The study evaluated the effects of these immigrants on the state’s economy since 1990. During that time we have had two recessions and continued immigration. These events are not detectable on the state’s economy. In fact, the 2004 indicators are better then the 1990 indicators. There were improvements in unemployment, poverty, wage levels, and job growth. There is no detectable evidence that immigration has long-term negative effects on our economy.




It went on to measure the impact of second- and third-generation immigrants. Again there is no negative effect. Statistically the children and grandchildren of immigrants fit into the economy the same as native-born. And the “occupational profile of second-generation residents is similar to that of native-born residents.”

However, immigrants with lower education do create financial burden for their counties. Generally they require more social services and don’t generate enough taxes to offset the cost of education their children. Further, while their children are becoming working taxpayers, they often move away. This means that some other county receives the benefits, not the county that absorbed them into California.

And there is the question of immigrants taking low-skill jobs from native-born workers. A study by the National Academy of Sciences found that immigrants have “only a small adverse affect or little affect” on the wages of the native-born.

The bottom line is that immigrants and their families are a net positive for state and national economies but with an initial cost to local budgets.

But the economy, if it is to keep growing, needs workers and more educated workers.

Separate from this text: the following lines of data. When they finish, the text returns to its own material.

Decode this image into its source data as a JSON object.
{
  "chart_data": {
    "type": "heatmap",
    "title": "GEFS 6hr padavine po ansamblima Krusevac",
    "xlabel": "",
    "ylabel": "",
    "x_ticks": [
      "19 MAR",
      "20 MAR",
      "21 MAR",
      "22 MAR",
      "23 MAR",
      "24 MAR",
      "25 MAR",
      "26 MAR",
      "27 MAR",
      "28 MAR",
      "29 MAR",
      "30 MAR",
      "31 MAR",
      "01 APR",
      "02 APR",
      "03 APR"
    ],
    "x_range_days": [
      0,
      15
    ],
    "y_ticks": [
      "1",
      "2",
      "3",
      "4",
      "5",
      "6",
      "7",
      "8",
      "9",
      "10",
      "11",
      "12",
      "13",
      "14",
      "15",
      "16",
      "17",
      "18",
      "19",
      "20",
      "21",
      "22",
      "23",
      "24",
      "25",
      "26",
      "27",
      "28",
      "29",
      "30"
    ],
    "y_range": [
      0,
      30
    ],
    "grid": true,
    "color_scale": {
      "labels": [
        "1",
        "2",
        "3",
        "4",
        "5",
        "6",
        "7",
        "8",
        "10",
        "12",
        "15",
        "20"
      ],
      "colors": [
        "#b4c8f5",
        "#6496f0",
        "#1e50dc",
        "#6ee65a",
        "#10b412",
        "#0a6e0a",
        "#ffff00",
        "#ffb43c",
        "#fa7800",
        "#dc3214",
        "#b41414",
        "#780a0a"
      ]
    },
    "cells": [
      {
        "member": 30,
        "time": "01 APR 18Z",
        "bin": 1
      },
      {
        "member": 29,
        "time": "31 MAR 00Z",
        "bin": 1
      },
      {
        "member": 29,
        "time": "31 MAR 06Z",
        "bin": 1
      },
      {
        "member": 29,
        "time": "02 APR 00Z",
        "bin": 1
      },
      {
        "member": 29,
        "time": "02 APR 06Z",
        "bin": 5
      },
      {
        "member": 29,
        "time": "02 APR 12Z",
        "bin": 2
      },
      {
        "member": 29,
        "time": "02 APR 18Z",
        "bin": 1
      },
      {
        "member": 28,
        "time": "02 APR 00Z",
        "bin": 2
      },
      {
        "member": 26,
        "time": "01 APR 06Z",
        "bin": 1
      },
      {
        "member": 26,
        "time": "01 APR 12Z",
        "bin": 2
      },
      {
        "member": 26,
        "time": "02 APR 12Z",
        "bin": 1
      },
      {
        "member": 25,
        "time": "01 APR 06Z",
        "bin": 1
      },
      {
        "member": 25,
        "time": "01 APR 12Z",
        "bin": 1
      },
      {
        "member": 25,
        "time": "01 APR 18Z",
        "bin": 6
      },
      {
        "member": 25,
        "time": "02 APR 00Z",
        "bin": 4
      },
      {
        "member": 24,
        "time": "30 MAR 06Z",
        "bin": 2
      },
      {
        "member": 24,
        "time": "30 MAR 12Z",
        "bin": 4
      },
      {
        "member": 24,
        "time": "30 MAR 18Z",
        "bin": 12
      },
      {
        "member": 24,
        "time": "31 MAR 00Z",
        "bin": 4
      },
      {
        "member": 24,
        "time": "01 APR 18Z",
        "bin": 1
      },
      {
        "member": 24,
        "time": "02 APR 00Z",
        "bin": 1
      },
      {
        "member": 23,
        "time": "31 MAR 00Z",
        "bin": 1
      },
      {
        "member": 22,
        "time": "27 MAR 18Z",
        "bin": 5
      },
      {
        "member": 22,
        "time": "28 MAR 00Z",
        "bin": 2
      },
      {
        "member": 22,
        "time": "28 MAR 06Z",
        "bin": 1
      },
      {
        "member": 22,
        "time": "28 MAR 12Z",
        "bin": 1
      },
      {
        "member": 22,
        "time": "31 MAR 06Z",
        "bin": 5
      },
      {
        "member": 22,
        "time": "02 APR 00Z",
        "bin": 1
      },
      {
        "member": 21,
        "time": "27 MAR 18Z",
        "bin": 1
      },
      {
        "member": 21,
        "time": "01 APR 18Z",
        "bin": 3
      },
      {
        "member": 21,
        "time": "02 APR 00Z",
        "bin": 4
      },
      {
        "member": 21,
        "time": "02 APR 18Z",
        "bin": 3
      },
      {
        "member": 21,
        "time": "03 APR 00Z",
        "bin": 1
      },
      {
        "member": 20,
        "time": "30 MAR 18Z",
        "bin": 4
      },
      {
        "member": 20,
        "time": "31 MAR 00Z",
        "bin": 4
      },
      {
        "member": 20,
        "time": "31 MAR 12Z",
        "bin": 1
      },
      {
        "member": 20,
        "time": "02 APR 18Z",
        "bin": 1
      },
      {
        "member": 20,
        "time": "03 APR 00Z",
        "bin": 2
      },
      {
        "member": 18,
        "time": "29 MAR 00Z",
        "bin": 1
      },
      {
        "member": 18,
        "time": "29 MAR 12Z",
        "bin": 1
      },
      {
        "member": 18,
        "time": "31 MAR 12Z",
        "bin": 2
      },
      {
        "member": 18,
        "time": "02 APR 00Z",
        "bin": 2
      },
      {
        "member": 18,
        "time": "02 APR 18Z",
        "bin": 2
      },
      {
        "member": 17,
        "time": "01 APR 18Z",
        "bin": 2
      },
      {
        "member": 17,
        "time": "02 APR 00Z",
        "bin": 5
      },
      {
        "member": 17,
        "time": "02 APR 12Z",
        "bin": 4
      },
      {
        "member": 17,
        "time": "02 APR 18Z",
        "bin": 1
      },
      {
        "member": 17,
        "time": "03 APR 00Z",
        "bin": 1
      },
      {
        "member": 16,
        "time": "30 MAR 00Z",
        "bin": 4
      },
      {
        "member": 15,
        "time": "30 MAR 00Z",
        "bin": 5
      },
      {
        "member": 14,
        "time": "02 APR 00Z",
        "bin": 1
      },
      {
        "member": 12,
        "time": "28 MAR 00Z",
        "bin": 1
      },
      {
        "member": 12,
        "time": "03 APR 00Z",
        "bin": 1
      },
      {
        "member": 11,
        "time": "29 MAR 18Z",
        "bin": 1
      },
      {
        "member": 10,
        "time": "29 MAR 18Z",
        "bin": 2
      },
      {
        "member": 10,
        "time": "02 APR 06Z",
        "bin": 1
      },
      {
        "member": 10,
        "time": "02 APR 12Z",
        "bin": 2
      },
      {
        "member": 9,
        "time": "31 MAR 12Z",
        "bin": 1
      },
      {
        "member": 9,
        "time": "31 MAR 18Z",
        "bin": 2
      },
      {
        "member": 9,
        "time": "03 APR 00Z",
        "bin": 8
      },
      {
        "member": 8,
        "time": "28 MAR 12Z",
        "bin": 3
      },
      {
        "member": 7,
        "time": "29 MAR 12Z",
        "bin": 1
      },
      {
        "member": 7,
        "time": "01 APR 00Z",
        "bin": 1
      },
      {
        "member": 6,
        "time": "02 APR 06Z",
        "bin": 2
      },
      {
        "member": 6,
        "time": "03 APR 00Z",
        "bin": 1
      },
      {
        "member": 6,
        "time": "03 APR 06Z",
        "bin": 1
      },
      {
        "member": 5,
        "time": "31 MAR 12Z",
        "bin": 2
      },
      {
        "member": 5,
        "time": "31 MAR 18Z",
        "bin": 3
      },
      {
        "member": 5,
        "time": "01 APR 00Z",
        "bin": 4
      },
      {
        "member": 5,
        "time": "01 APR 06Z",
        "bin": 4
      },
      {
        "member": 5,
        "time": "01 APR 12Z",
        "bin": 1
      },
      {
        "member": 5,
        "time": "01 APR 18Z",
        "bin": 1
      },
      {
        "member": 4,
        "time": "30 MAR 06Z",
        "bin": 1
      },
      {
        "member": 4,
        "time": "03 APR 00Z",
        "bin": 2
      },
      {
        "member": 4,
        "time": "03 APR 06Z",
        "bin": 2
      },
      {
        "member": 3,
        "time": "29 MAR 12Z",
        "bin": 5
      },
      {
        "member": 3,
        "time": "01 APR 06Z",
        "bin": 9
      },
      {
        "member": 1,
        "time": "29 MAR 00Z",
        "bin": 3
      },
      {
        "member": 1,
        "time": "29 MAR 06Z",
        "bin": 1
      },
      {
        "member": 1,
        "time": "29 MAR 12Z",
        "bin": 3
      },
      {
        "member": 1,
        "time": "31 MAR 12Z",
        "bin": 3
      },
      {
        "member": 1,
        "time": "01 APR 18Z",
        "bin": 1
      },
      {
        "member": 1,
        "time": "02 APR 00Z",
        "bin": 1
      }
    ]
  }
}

Interestingly, this needed workforce will come from the kids of immigrants because native-born families are having fewer children. But the need for an educated workforce is immediate. While we debate immigration barriers our economic needs and foreign competition continue to grow.

A recent Science magazine (December 16, 2005) illustrated these workforce issues facing California and the United States. It reported a call from the Administration’s National “Summit on Competitiveness” for “doubling over the next 10 years the number of undergraduates earning science and engineering degrees,” and “changes in immigration laws to make it easier for foreign-born graduates to remain in the United States.” Unfortunately, it was also announced that Microsoft and Intel will invest $2.7 billion in India workers. And the European Space Agency announced a $9.87 billion budget for projects in Europe, while Congress is cutting funding for training and research.

Put these facts together and a rational immigration policy path emerges. It has three major branches. First is the recognition that immigrants and their children are the workforce of the future. Second is that the counties who pay the initial cost of integrating immigrant families into the mainstream should be compensated. And third is to fast-track immigrant children through our education system and foster the skills needed by businesses.

These simple policies represent investment in all our futures. It replaces the building of walls and hiring border police with building schools and training more teachers. It is also more humane and continues the U.S. legacy as a nation whose richness and prosperity comes from its immigrants.

ooo

Peter Van Zant, a former Nevada County supervisor, is a consultant with a focus on organizational development and the issues of rural growth and economic advancement.